In 2003, following a heated argument between the senior and junior Mayweather at a Las Vegas restaurant, the latter sent the former packing from the apartment he had given him and also retrieved the car he bought him. For the many years that followed, the duo remained in no speaking terms.
Although Floyd Sr. worked briefly as his son’s trainer between 2006 and 2007 while Roger served a six-month jail term for physical assault, the relationship went sour once more after Floyd Jr. ran back to Roger on his release from prison. The duo only reconciled in 2007 after the senior Mayweather opted out of his intention to train De La Hoya against his own son. He eventually ended in his son’s corner on the famous May 5, 2007, mega bout that saw Mayweather Jr. emerge the champion.
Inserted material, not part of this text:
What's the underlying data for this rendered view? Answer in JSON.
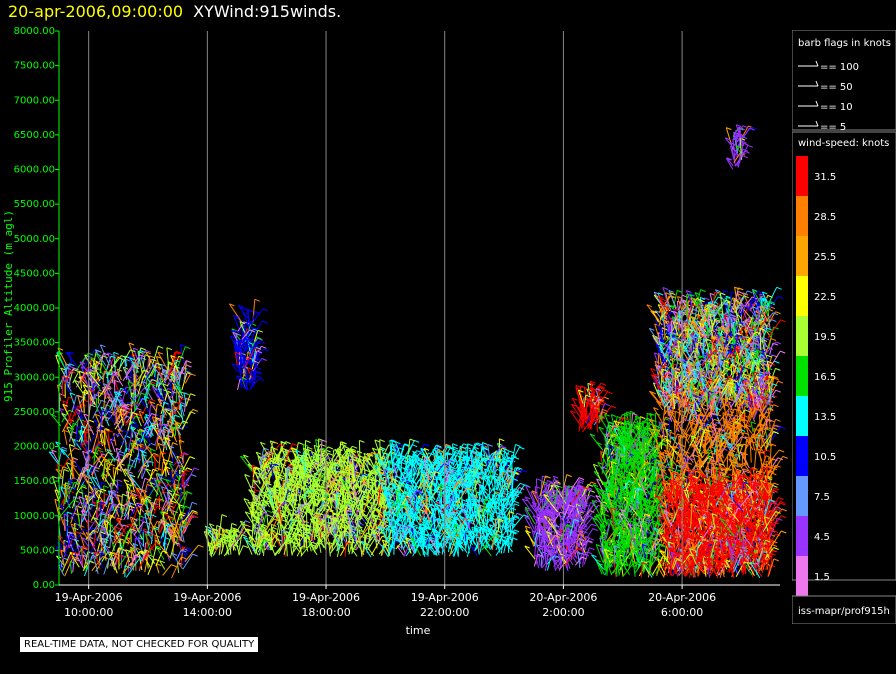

In 2011, however, the Mayweather father and son engaged in yet another heated altercation that almost resulted in a fight. It happened at Mayweather Jr.’s training facility. He flared up after his dad mentioned that he made him what he is. Accusing his father of jealousy and insisting that it was his uncle, Roger that made him, he ordered him out of his gym. Mayweather Sr. retorted by asking him to come and put him out, adding that there are only two Mayweathers in existence – Roger, who made the name and himself who took it to the next level. See video of the unpalatable father and son face-off.
All these notwithstanding, Floyd Jr. raised hopes of a better relationship with his dad in May 2013 after he announced that he would return as his trainer, pointing to Roger’s poor health as the reason for the change. Floyd Mayweather Sr. has since remained his son’s trainer. He later saw him to victory in his famous 2017 fight against Manny Pacquiao.
How Family Conflict Impacted Mayweather Sr. and Jr.’s Relationship
Mayweather Sr. and Jr.’s constant altercations could be partly traced to the Mayweather family’s history of conflict and violence. Back in 1979 when Floyd Jr. was just a month less than two years old, his father had used him as a shield against what would have been a fatal shot from the former’s maternal uncle, Tony Sinclair a.k.a Baboon. On that fateful day (January 21, 1979), Baboon had arrived at Floyd Sr.’s residence with a 20-gauge gun to settle a business score – the jungle way.
Reports have it that a (drug) business had gone bad between the two and Mayweather was using his fighting prowess to intimidate Sinclair. The former had left the latter running for his dear life after squeezing his throat at a local roller rink over the same issue. Facing the gun with nothing to defend himself with, Mayweather Snr. had used his son instead since he believed Sinclair wouldn’t shoot little Floyd. He eventually got the shot in the leg.
The longstanding rift between Floyd Sr. and his brother Roger also contributed a great deal to the unhealthy relationship between him and his son. Roger had taken over Mayweather Jr.’s training for the period his father served his drug trafficking sentence. Roger also continued as Floyd Jr.’s trainer two years after his release until 2013 when ill health stopped him. Owing to this, Floyd Jr.’s uncle often took the credit for his boxing success, an attitude that never went down well with Floyd Mayweather Sr.